Anyway, one thing led to another and I had my head stuck in some rather tedious materials from
my upcoming trial of the century when I heard the sound of the band approaching. So I thought, whoops, the festivites are underway, I better get up to Central Street. And by the time I got to the front door and out of the building, I didn't need to hurry along to the parade because the parade had hurried along to me. Instead of heading straight on and over the bridge to Vermont, all the beauty queens and 4-H floats and fire trucks had hung a left and come straight past my office door.
Which struck me as weird. Because they'd never done that before. And judging from the thin knot of people out on the street to watch no one else had been expecting it. So the parade went down the hill and petered out at the community field.
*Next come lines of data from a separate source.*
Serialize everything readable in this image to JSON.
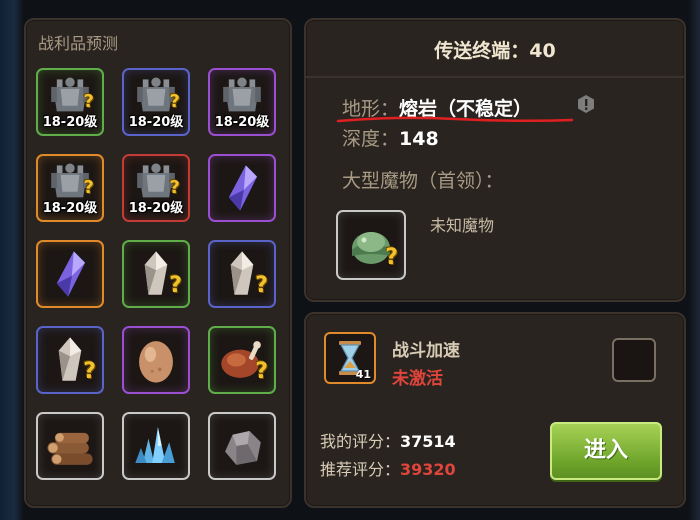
{
  "loot": {
    "title": "战利品预测",
    "slots": [
      {
        "rarity": "green",
        "icon": "armor-set-icon",
        "level": "18-20级",
        "unknown": true
      },
      {
        "rarity": "blue",
        "icon": "armor-set-icon",
        "level": "18-20级",
        "unknown": true
      },
      {
        "rarity": "purple",
        "icon": "armor-set-icon",
        "level": "18-20级",
        "unknown": false
      },
      {
        "rarity": "orange",
        "icon": "armor-set-icon",
        "level": "18-20级",
        "unknown": true
      },
      {
        "rarity": "red",
        "icon": "armor-set-icon",
        "level": "18-20级",
        "unknown": true
      },
      {
        "rarity": "purple",
        "icon": "purple-crystal-icon",
        "level": "",
        "unknown": false
      },
      {
        "rarity": "orange",
        "icon": "purple-crystal-icon",
        "level": "",
        "unknown": false
      },
      {
        "rarity": "green",
        "icon": "white-crystal-icon",
        "level": "",
        "unknown": true
      },
      {
        "rarity": "blue",
        "icon": "white-crystal-icon",
        "level": "",
        "unknown": true
      },
      {
        "rarity": "blue",
        "icon": "white-crystal-icon",
        "level": "",
        "unknown": true
      },
      {
        "rarity": "purple",
        "icon": "egg-icon",
        "level": "",
        "unknown": false
      },
      {
        "rarity": "green",
        "icon": "roast-meat-icon",
        "level": "",
        "unknown": true
      },
      {
        "rarity": "white",
        "icon": "wood-logs-icon",
        "level": "",
        "unknown": false
      },
      {
        "rarity": "white",
        "icon": "blue-crystal-cluster-icon",
        "level": "",
        "unknown": false
      },
      {
        "rarity": "white",
        "icon": "stone-ore-icon",
        "level": "",
        "unknown": false
      }
    ],
    "question_mark": "?"
  },
  "portal": {
    "title": "传送终端：40",
    "terrain_label": "地形：",
    "terrain_value": "熔岩（不稳定）",
    "depth_label": "深度：",
    "depth_value": "148",
    "boss_label": "大型魔物（首领）：",
    "boss_name": "未知魔物",
    "boss_icon": "helmet-unknown-icon"
  },
  "battle": {
    "speed_label": "战斗加速",
    "speed_status": "未激活",
    "speed_count": "41",
    "speed_icon": "hourglass-icon",
    "my_score_label": "我的评分：",
    "my_score": "37514",
    "rec_score_label": "推荐评分：",
    "rec_score": "39320",
    "enter_label": "进入"
  },
  "colors": {
    "panel": "#2a2420",
    "warning_red": "#e0453c",
    "enter_green": "#7fb838",
    "rarity": {
      "green": "#5fae4a",
      "blue": "#5a63c8",
      "purple": "#9a4fd0",
      "orange": "#e08a2c",
      "red": "#c33c35",
      "white": "#c9c9c9"
    }
  }
}
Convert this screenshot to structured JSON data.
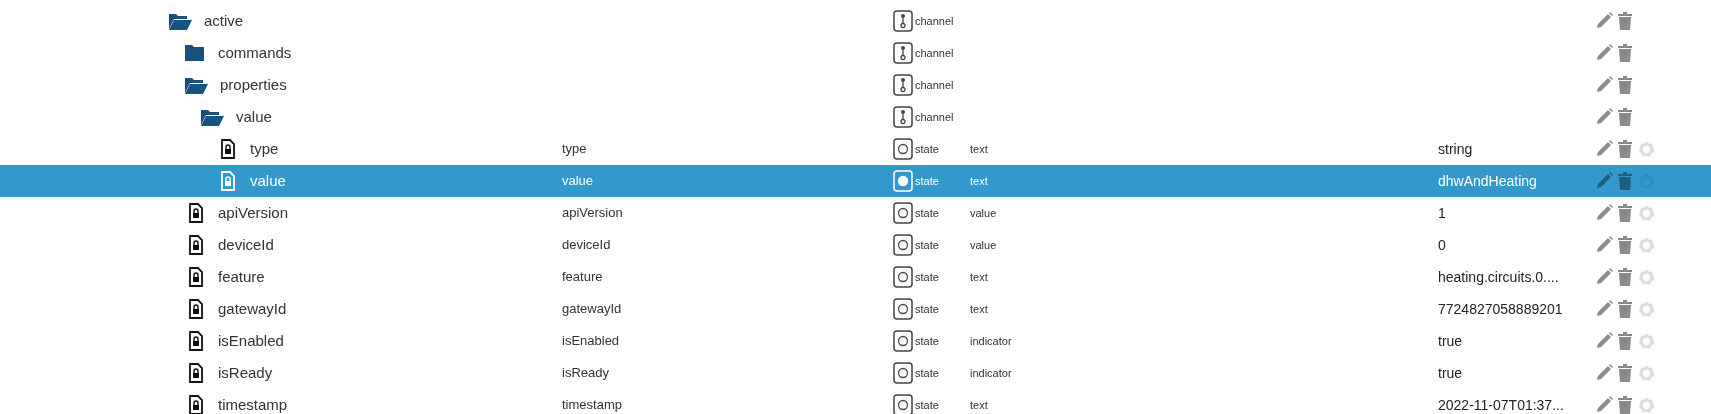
{
  "tree": [
    {
      "kind": "folder",
      "name": "active",
      "expanded": true,
      "selected": false,
      "object_type": "channel",
      "children": [
        {
          "kind": "folder",
          "name": "commands",
          "expanded": false,
          "selected": false,
          "object_type": "channel"
        },
        {
          "kind": "folder",
          "name": "properties",
          "expanded": true,
          "selected": false,
          "object_type": "channel",
          "children": [
            {
              "kind": "folder",
              "name": "value",
              "expanded": true,
              "selected": false,
              "object_type": "channel",
              "children": [
                {
                  "kind": "file",
                  "name": "type",
                  "selected": false,
                  "label": "type",
                  "object_type": "state",
                  "role": "text",
                  "value": "string"
                },
                {
                  "kind": "file",
                  "name": "value",
                  "selected": true,
                  "label": "value",
                  "object_type": "state",
                  "role": "text",
                  "value": "dhwAndHeating"
                }
              ]
            }
          ]
        },
        {
          "kind": "file",
          "name": "apiVersion",
          "selected": false,
          "label": "apiVersion",
          "object_type": "state",
          "role": "value",
          "value": "1"
        },
        {
          "kind": "file",
          "name": "deviceId",
          "selected": false,
          "label": "deviceId",
          "object_type": "state",
          "role": "value",
          "value": "0"
        },
        {
          "kind": "file",
          "name": "feature",
          "selected": false,
          "label": "feature",
          "object_type": "state",
          "role": "text",
          "value": "heating.circuits.0...."
        },
        {
          "kind": "file",
          "name": "gatewayId",
          "selected": false,
          "label": "gatewayId",
          "object_type": "state",
          "role": "text",
          "value": "7724827058889201"
        },
        {
          "kind": "file",
          "name": "isEnabled",
          "selected": false,
          "label": "isEnabled",
          "object_type": "state",
          "role": "indicator",
          "value": "true"
        },
        {
          "kind": "file",
          "name": "isReady",
          "selected": false,
          "label": "isReady",
          "object_type": "state",
          "role": "indicator",
          "value": "true"
        },
        {
          "kind": "file",
          "name": "timestamp",
          "selected": false,
          "label": "timestamp",
          "object_type": "state",
          "role": "text",
          "value": "2022-11-07T01:37..."
        }
      ]
    }
  ]
}
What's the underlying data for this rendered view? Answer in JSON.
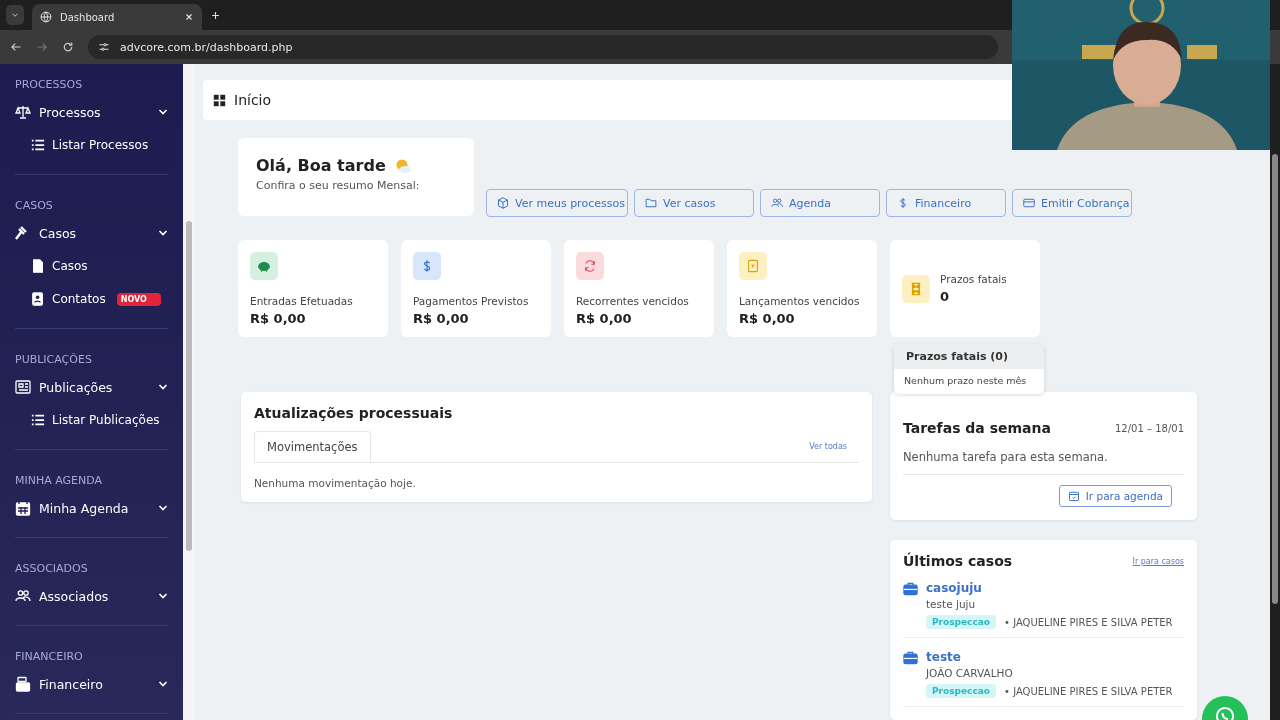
{
  "browser": {
    "tab_title": "Dashboard",
    "url": "advcore.com.br/dashboard.php"
  },
  "sidebar": {
    "sections": [
      {
        "heading": "PROCESSOS",
        "items": [
          {
            "label": "Processos",
            "children": [
              {
                "label": "Listar Processos"
              }
            ]
          }
        ]
      },
      {
        "heading": "CASOS",
        "items": [
          {
            "label": "Casos",
            "children": [
              {
                "label": "Casos"
              },
              {
                "label": "Contatos",
                "badge": "NOVO"
              }
            ]
          }
        ]
      },
      {
        "heading": "PUBLICAÇÕES",
        "items": [
          {
            "label": "Publicações",
            "children": [
              {
                "label": "Listar Publicações"
              }
            ]
          }
        ]
      },
      {
        "heading": "MINHA AGENDA",
        "items": [
          {
            "label": "Minha Agenda"
          }
        ]
      },
      {
        "heading": "ASSOCIADOS",
        "items": [
          {
            "label": "Associados"
          }
        ]
      },
      {
        "heading": "FINANCEIRO",
        "items": [
          {
            "label": "Financeiro"
          }
        ]
      }
    ]
  },
  "header": {
    "title": "Início"
  },
  "greeting": {
    "title": "Olá, Boa tarde",
    "subtitle": "Confira o seu resumo Mensal:"
  },
  "quick_actions": [
    {
      "label": "Ver meus processos"
    },
    {
      "label": "Ver casos"
    },
    {
      "label": "Agenda"
    },
    {
      "label": "Financeiro"
    },
    {
      "label": "Emitir Cobrança"
    }
  ],
  "stats": [
    {
      "kind": "money",
      "label": "Entradas Efetuadas",
      "value": "R$ 0,00",
      "color": "#d6f0e0"
    },
    {
      "kind": "money",
      "label": "Pagamentos Previstos",
      "value": "R$ 0,00",
      "color": "#d8e6fb"
    },
    {
      "kind": "money",
      "label": "Recorrentes vencidos",
      "value": "R$ 0,00",
      "color": "#fadadd"
    },
    {
      "kind": "money",
      "label": "Lançamentos vencidos",
      "value": "R$ 0,00",
      "color": "#fdf1c4"
    },
    {
      "kind": "deadline",
      "label": "Prazos fatais",
      "value": "0",
      "color": "#fdf1c4"
    }
  ],
  "popover": {
    "title": "Prazos fatais (0)",
    "text": "Nenhum prazo neste mês"
  },
  "updates": {
    "title": "Atualizações processuais",
    "tabs": [
      {
        "label": "Movimentações",
        "selected": true
      }
    ],
    "link": "Ver todas",
    "empty": "Nenhuma movimentação hoje."
  },
  "tasks": {
    "title": "Tarefas da semana",
    "range": "12/01 – 18/01",
    "empty": "Nenhuma tarefa para esta semana.",
    "button": "Ir para agenda"
  },
  "cases": {
    "title": "Últimos casos",
    "link": "Ir para casos",
    "items": [
      {
        "name": "casojuju",
        "client": "teste juju",
        "status": "Prospeccao",
        "responsible": "• JAQUELINE PIRES E SILVA PETER"
      },
      {
        "name": "teste",
        "client": "JOÃO CARVALHO",
        "status": "Prospeccao",
        "responsible": "• JAQUELINE PIRES E SILVA PETER"
      }
    ]
  }
}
And afterwards I found out what had happened. Over on the Vermont side at 10.15am - 45 minutes before the parade was due to start - the one-man police department, Constable Glen Godfrey, had noticed that the "detour" signs had not been posted on the roads. I wouldn't want to make this sound more complicated a problem than it is: By "roads", I mean that Wells River basically has two of them - an east-west road and a north-south road. And Constable Godfrey had three-quarters of an hour to use his wit and ingenuity to find a workaround, to show a little bit of - oh, what's the word? - "independence" of mind.
Instead, with 45 minutes to go, a part-time village constable canceled the Independence Day parade.